Let $R$ a commutative ring with unity, and let $I,J\trianglelefteq R$ ideals such that $I+J=R$. Prove that $IJ=I\cap J$. Recall $IJ=\{\sum_{k=1}^n i_kj_k:i_k\in I,j_k\in J, k\in \mathbb{N} \}$.
I have shown that $IJ\subseteq I\cap J$. The rest of the solution does not use the commutativity of $R$ so my question is where is the mistake:
Let $a\in I\cap J$. $a=a\cdot 1\in IJ$ thus $I\cap J=IJ$.
As Yadati Kiran mentioned in their comment, $1$ is not in general an element of $J$. While it is true that $a\cdot 1\in I$ by one of the properties of an ideal (as you mention in your recent comment), how do you deduce that $a\cdot 1\in IJ$? If $1$ were an element of $J$ this would follow, but as Yadati Kiran pointed out, this is not the case in general.
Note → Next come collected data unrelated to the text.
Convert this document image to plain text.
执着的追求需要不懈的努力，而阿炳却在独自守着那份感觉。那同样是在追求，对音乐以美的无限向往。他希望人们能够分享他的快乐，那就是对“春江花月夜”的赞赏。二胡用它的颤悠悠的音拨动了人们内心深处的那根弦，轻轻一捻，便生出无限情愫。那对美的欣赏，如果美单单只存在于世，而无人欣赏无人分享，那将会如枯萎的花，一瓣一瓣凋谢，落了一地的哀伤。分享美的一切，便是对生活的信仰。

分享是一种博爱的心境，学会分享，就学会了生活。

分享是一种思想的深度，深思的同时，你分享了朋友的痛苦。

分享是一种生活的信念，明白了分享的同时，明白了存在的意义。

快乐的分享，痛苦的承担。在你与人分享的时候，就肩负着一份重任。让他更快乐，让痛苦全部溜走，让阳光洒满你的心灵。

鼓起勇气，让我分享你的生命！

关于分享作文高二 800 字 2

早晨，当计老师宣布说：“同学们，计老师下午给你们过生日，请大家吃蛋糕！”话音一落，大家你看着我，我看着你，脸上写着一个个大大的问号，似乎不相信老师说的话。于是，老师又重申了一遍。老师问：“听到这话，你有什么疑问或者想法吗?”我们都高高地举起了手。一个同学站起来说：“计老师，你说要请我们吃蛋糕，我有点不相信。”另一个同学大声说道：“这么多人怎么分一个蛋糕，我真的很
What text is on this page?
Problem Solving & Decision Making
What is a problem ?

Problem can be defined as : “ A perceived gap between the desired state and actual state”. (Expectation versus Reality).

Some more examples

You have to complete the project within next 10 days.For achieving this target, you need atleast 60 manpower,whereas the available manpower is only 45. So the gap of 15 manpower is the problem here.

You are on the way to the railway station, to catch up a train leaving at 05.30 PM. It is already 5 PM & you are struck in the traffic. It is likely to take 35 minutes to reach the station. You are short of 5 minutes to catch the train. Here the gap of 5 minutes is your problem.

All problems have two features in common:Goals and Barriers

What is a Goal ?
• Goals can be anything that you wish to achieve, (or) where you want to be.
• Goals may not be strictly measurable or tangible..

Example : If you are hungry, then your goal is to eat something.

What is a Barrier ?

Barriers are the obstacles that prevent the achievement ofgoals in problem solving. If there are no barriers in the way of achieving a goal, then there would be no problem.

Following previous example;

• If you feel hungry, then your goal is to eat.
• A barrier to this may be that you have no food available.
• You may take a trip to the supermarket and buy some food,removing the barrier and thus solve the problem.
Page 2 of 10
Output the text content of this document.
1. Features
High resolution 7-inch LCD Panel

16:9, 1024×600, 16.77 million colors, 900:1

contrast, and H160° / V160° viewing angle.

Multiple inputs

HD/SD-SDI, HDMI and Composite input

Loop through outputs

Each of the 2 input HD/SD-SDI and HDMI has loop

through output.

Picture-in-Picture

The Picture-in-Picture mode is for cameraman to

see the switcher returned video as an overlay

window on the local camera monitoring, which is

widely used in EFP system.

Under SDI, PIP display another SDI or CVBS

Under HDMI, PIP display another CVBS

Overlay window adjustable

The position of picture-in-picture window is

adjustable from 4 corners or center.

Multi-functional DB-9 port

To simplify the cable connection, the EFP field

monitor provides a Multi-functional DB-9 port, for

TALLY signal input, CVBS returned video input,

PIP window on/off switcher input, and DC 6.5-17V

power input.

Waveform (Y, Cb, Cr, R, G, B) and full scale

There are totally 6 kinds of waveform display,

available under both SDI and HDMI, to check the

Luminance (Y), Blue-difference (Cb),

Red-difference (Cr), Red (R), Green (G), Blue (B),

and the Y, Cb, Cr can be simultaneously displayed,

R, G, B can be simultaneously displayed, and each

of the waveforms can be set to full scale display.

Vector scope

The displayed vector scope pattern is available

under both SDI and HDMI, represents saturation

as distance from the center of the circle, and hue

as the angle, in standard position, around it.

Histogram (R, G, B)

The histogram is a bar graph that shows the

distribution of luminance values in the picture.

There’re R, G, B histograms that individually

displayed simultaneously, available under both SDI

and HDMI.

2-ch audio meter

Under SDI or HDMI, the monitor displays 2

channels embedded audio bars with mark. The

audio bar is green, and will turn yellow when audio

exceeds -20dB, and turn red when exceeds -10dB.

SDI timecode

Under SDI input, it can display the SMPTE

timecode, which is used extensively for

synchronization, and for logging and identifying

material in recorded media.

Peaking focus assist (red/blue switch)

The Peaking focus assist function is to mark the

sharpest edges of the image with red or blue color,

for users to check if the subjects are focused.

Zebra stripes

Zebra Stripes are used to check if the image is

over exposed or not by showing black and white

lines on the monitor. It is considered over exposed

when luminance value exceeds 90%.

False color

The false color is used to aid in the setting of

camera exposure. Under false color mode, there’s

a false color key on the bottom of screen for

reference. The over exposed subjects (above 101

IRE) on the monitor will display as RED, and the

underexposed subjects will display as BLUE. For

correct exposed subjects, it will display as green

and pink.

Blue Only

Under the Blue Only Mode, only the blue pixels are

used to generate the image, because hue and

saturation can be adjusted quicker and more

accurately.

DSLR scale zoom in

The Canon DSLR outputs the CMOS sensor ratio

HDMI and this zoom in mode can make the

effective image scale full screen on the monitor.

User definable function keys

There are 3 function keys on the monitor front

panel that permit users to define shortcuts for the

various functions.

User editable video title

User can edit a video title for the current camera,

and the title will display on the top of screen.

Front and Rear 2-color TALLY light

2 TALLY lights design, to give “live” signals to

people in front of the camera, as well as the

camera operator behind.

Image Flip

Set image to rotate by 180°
Here is a hint on how to proceed instead: Your intuition to be skeptical of a solution that doesn't use all of the assumptions was right - but you also did not use I+J=R yet. This allows you to write $1=i+j$ with $i\in I,j\in J$. Now if $a\in I\cap J$, try to rewrite $a=a\cdot 1=a\cdot (i+j)=(a\cdot i)+(a\cdot j)$ in a way that shows this is an element of $IJ$ - you will want to use commutativity here.